(Bloomberg) -- Alcoa Corp. cut its forecast for global aluminum demand for the second time in three months, adding to concerns that trade frictions are eroding the outlook for the industrial metal.

Aluminum supply will trail consumption by 1 million to 1.4 million metric tons, smaller than forecast in April, as trade tensions and macroeconomic headwinds slow demand in China and the rest of the world, Alcoa said Wednesday when it reported second-quarter earnings.

Over the past year, Alcoa’s shares have fallen by about half amid demand concerns fueled by the U.S.-China trade war and declining prices for aluminum and alumina. Alumina is used to make aluminum and is a high-margin business for the company. The results also come after analysts’ pushed their 12-month share-price target to the lowest in more than two years.
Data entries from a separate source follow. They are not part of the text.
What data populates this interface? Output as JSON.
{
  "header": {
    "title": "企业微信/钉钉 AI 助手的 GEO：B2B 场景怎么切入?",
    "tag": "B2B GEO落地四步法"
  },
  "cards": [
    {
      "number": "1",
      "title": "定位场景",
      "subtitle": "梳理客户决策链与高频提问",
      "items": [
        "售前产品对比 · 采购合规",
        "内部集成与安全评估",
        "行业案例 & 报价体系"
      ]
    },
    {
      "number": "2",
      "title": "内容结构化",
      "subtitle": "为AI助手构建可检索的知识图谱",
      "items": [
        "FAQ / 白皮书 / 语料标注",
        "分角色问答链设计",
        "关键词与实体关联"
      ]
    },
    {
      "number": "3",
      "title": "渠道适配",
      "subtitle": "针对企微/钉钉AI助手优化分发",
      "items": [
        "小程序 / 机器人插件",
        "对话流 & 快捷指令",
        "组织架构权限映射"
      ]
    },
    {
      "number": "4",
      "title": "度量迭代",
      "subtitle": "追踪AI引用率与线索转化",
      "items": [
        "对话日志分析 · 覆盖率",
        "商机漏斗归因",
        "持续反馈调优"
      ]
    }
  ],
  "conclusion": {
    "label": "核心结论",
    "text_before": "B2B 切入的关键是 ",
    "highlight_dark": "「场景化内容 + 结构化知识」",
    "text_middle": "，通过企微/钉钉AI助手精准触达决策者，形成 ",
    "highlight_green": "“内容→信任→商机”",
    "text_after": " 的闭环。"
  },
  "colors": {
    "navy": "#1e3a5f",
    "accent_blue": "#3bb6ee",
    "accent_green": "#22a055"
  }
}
The company sees aluminum use this year growing 1.25% to 2.25%, compared with its previous estimate of 2% to 3%. But China’s stimulus may help strengthen demand for the metal, Alcoa Chief Executive Officer Roy Harvey said during the company’s earnings call Wednesday.

"If you continue to see some of that slowdown inside of their economy, you’re going to see more stimulus that moves from financial to physical and to infrastructure," he said. "That will then give you a number of impacts positive impacts, particularly in aluminum.”
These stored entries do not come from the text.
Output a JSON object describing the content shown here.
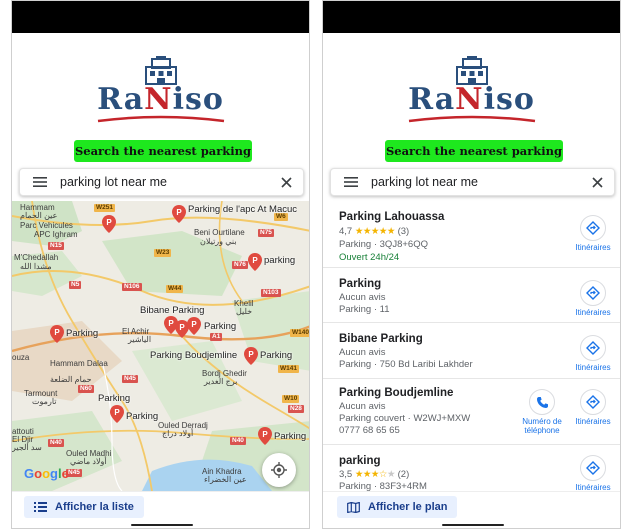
{
  "app": {
    "brand": {
      "name_part1": "Ra",
      "name_part2": "N",
      "name_part3": "iso"
    },
    "cta_label": "Search the nearest parking"
  },
  "search": {
    "query": "parking lot near me"
  },
  "map_screen": {
    "place_labels": [
      "Hammam",
      "عين الحمام",
      "Parc Vehicules",
      "APC Ighram",
      "M'Chedallah",
      "مشدا الله",
      "Beni Ourtilane",
      "بني ورتيلان",
      "El Achir",
      "الياشير",
      "Bordj Ghedir",
      "برج الغدير",
      "Hammam Dalaa",
      "حمام الضلعة",
      "Tarmount",
      "تارموت",
      "Ouled Derradj",
      "أولاد دراج",
      "Ouled Madhi",
      "أولاد ماضي",
      "Ain Khadra",
      "عين الخضراء",
      "Khelil",
      "خليل",
      "ouza",
      "attouti",
      "El Djir",
      "سد الجير"
    ],
    "parking_labels": [
      "Parking de l'apc At Macuc",
      "parking",
      "Bibane Parking",
      "Parking",
      "Parking",
      "Parking Boudjemline",
      "Parking",
      "Parking",
      "Parking",
      "Parking"
    ],
    "road_labels": [
      "W251",
      "W6",
      "N15",
      "N75",
      "W23",
      "N76",
      "N5",
      "N106",
      "W44",
      "N103",
      "A1",
      "W140",
      "N45",
      "W141",
      "N60",
      "W10",
      "N28",
      "N40",
      "N40",
      "N45"
    ],
    "google_logo": "Google",
    "list_button": "Afficher la liste"
  },
  "list_screen": {
    "results": [
      {
        "name": "Parking Lahouassa",
        "rating": "4,7",
        "stars_filled": 5,
        "reviews": "(3)",
        "details": "Parking · 3QJ8+6QQ",
        "status": "Ouvert 24h/24",
        "directions": "Itinéraires"
      },
      {
        "name": "Parking",
        "rating_text": "Aucun avis",
        "details": "Parking · 11",
        "directions": "Itinéraires"
      },
      {
        "name": "Bibane Parking",
        "rating_text": "Aucun avis",
        "details": "Parking · 750 Bd Laribi Lakhder",
        "directions": "Itinéraires"
      },
      {
        "name": "Parking Boudjemline",
        "rating_text": "Aucun avis",
        "details": "Parking couvert · W2WJ+MXW",
        "phone": "0777 68 65 65",
        "call_label_1": "Numéro de",
        "call_label_2": "téléphone",
        "directions": "Itinéraires"
      },
      {
        "name": "parking",
        "rating": "3,5",
        "stars_filled": 3.5,
        "reviews": "(2)",
        "details": "Parking · 83F3+4RM",
        "directions": "Itinéraires"
      }
    ],
    "map_button": "Afficher le plan"
  },
  "colors": {
    "brand_blue": "#2a4f7c",
    "brand_red": "#c4252b",
    "cta_green": "#1ee81e",
    "link_blue": "#1a73e8",
    "pin_red": "#e04a3f"
  }
}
The company estimates the global inventory of the refined metal at 10.7 million tons, about half of which are considered "unreported stocks," Harvey said. About 2.5 million tons of the supply that’s not tracked by exchanges are in China, he said.

The earnings statement was released after the close of regular trading in New York, where Alcoa fell 2.7% to $22.53 at 6:49 p.m. Wednesday.
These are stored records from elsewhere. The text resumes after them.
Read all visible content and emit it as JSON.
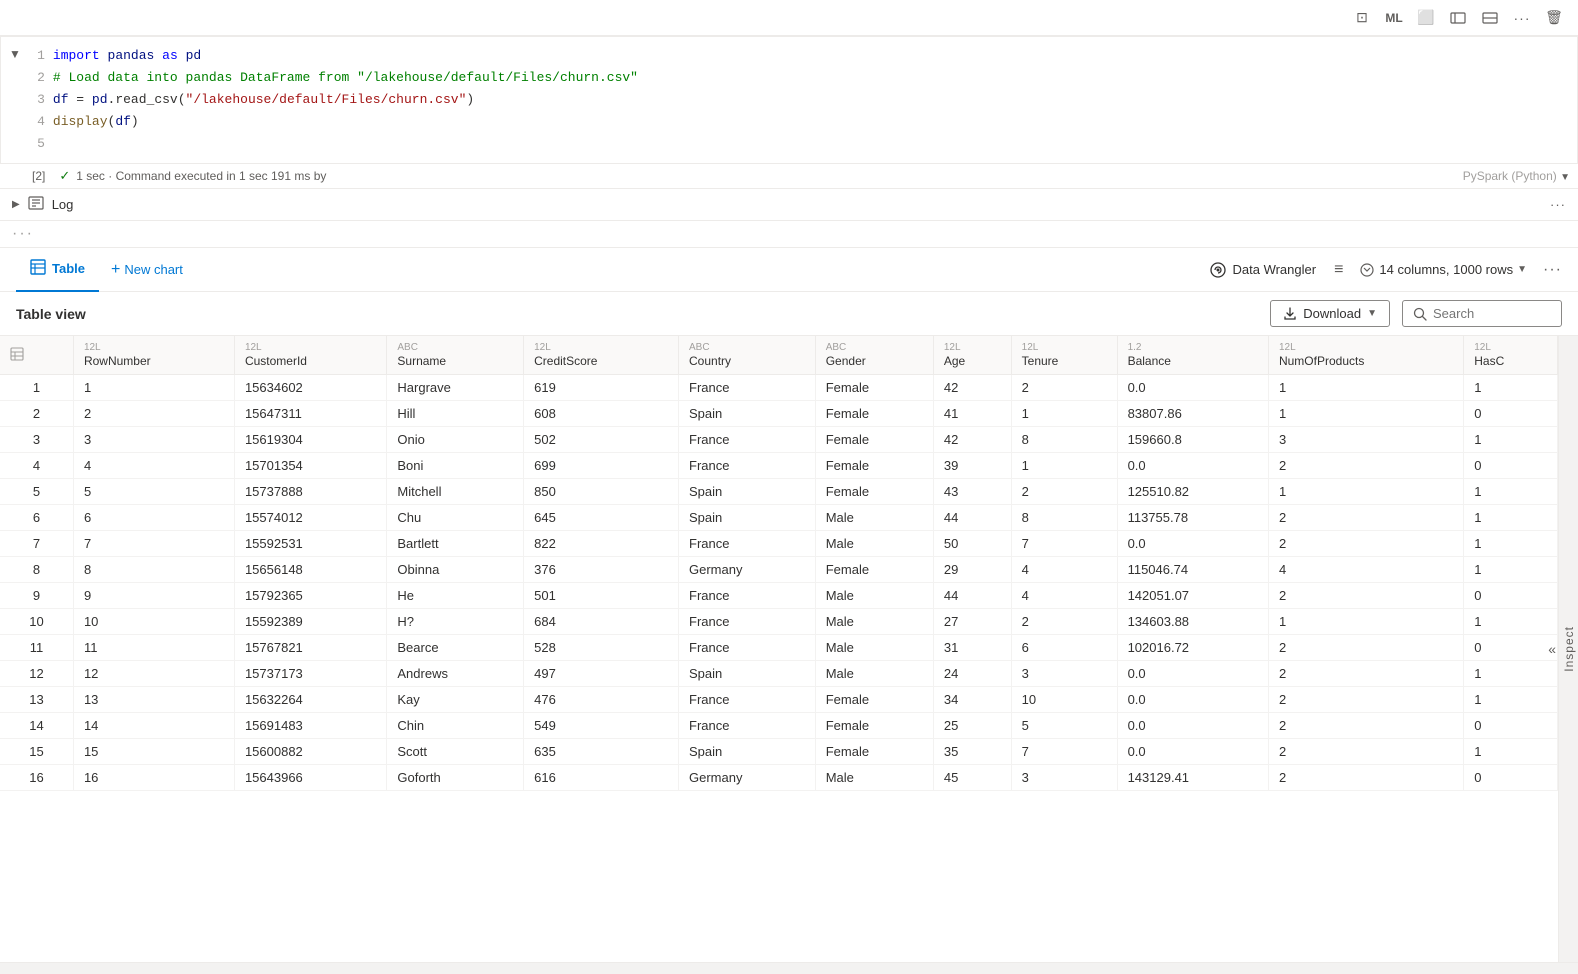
{
  "toolbar": {
    "icons": [
      "⊡",
      "Mℓ",
      "⬜",
      "⬡",
      "⬡",
      "···",
      "🗑"
    ]
  },
  "code_cell": {
    "cell_number": "[2]",
    "lines": [
      {
        "num": 1,
        "parts": [
          {
            "text": "import ",
            "class": "kw-import"
          },
          {
            "text": "pandas",
            "class": "var"
          },
          {
            "text": " as ",
            "class": "kw"
          },
          {
            "text": "pd",
            "class": "var"
          }
        ]
      },
      {
        "num": 2,
        "parts": [
          {
            "text": "# Load data into pandas DataFrame from \"/lakehouse/default/Files/churn.csv\"",
            "class": "comment"
          }
        ]
      },
      {
        "num": 3,
        "parts": [
          {
            "text": "df",
            "class": "var"
          },
          {
            "text": " = ",
            "class": "code"
          },
          {
            "text": "pd",
            "class": "var"
          },
          {
            "text": ".read_csv(",
            "class": "code"
          },
          {
            "text": "\"/lakehouse/default/Files/churn.csv\"",
            "class": "str"
          },
          {
            "text": ")",
            "class": "code"
          }
        ]
      },
      {
        "num": 4,
        "parts": [
          {
            "text": "display",
            "class": "fn"
          },
          {
            "text": "(",
            "class": "code"
          },
          {
            "text": "df",
            "class": "var"
          },
          {
            "text": ")",
            "class": "code"
          }
        ]
      },
      {
        "num": 5,
        "parts": [
          {
            "text": "",
            "class": "code"
          }
        ]
      }
    ],
    "exec_status": "✓",
    "exec_time": "1 sec · Command executed in 1 sec 191 ms by",
    "spark_label": "PySpark (Python)",
    "log_label": "Log"
  },
  "tabs": {
    "table_label": "Table",
    "new_chart_label": "New chart",
    "data_wrangler_label": "Data Wrangler",
    "columns_label": "14 columns, 1000 rows",
    "filter_icon": "≡"
  },
  "table": {
    "title": "Table view",
    "download_label": "Download",
    "search_placeholder": "Search",
    "columns": [
      {
        "type": "12L",
        "name": "RowNumber"
      },
      {
        "type": "12L",
        "name": "CustomerId"
      },
      {
        "type": "ABC",
        "name": "Surname"
      },
      {
        "type": "12L",
        "name": "CreditScore"
      },
      {
        "type": "ABC",
        "name": "Country"
      },
      {
        "type": "ABC",
        "name": "Gender"
      },
      {
        "type": "12L",
        "name": "Age"
      },
      {
        "type": "12L",
        "name": "Tenure"
      },
      {
        "type": "1.2",
        "name": "Balance"
      },
      {
        "type": "12L",
        "name": "NumOfProducts"
      },
      {
        "type": "12L",
        "name": "HasC"
      }
    ],
    "rows": [
      [
        1,
        1,
        15634602,
        "Hargrave",
        619,
        "France",
        "Female",
        42,
        2,
        "0.0",
        1,
        1
      ],
      [
        2,
        2,
        15647311,
        "Hill",
        608,
        "Spain",
        "Female",
        41,
        1,
        "83807.86",
        1,
        0
      ],
      [
        3,
        3,
        15619304,
        "Onio",
        502,
        "France",
        "Female",
        42,
        8,
        "159660.8",
        3,
        1
      ],
      [
        4,
        4,
        15701354,
        "Boni",
        699,
        "France",
        "Female",
        39,
        1,
        "0.0",
        2,
        0
      ],
      [
        5,
        5,
        15737888,
        "Mitchell",
        850,
        "Spain",
        "Female",
        43,
        2,
        "125510.82",
        1,
        1
      ],
      [
        6,
        6,
        15574012,
        "Chu",
        645,
        "Spain",
        "Male",
        44,
        8,
        "113755.78",
        2,
        1
      ],
      [
        7,
        7,
        15592531,
        "Bartlett",
        822,
        "France",
        "Male",
        50,
        7,
        "0.0",
        2,
        1
      ],
      [
        8,
        8,
        15656148,
        "Obinna",
        376,
        "Germany",
        "Female",
        29,
        4,
        "115046.74",
        4,
        1
      ],
      [
        9,
        9,
        15792365,
        "He",
        501,
        "France",
        "Male",
        44,
        4,
        "142051.07",
        2,
        0
      ],
      [
        10,
        10,
        15592389,
        "H?",
        684,
        "France",
        "Male",
        27,
        2,
        "134603.88",
        1,
        1
      ],
      [
        11,
        11,
        15767821,
        "Bearce",
        528,
        "France",
        "Male",
        31,
        6,
        "102016.72",
        2,
        0
      ],
      [
        12,
        12,
        15737173,
        "Andrews",
        497,
        "Spain",
        "Male",
        24,
        3,
        "0.0",
        2,
        1
      ],
      [
        13,
        13,
        15632264,
        "Kay",
        476,
        "France",
        "Female",
        34,
        10,
        "0.0",
        2,
        1
      ],
      [
        14,
        14,
        15691483,
        "Chin",
        549,
        "France",
        "Female",
        25,
        5,
        "0.0",
        2,
        0
      ],
      [
        15,
        15,
        15600882,
        "Scott",
        635,
        "Spain",
        "Female",
        35,
        7,
        "0.0",
        2,
        1
      ],
      [
        16,
        16,
        15643966,
        "Goforth",
        616,
        "Germany",
        "Male",
        45,
        3,
        "143129.41",
        2,
        0
      ]
    ]
  }
}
The Pittsburgh-based company reported a smaller adjusted loss for the second quarter than analysts had expected. It also posted adjusted earnings before interest, taxes, depreciation and amortization of $455 million, topping the $430.7 million average of analysts’ estimate compiled by Bloomberg. Lower pricing for alumina and aluminum was partially offset by higher energy sales and lower costs for raw materials, Alcoa said.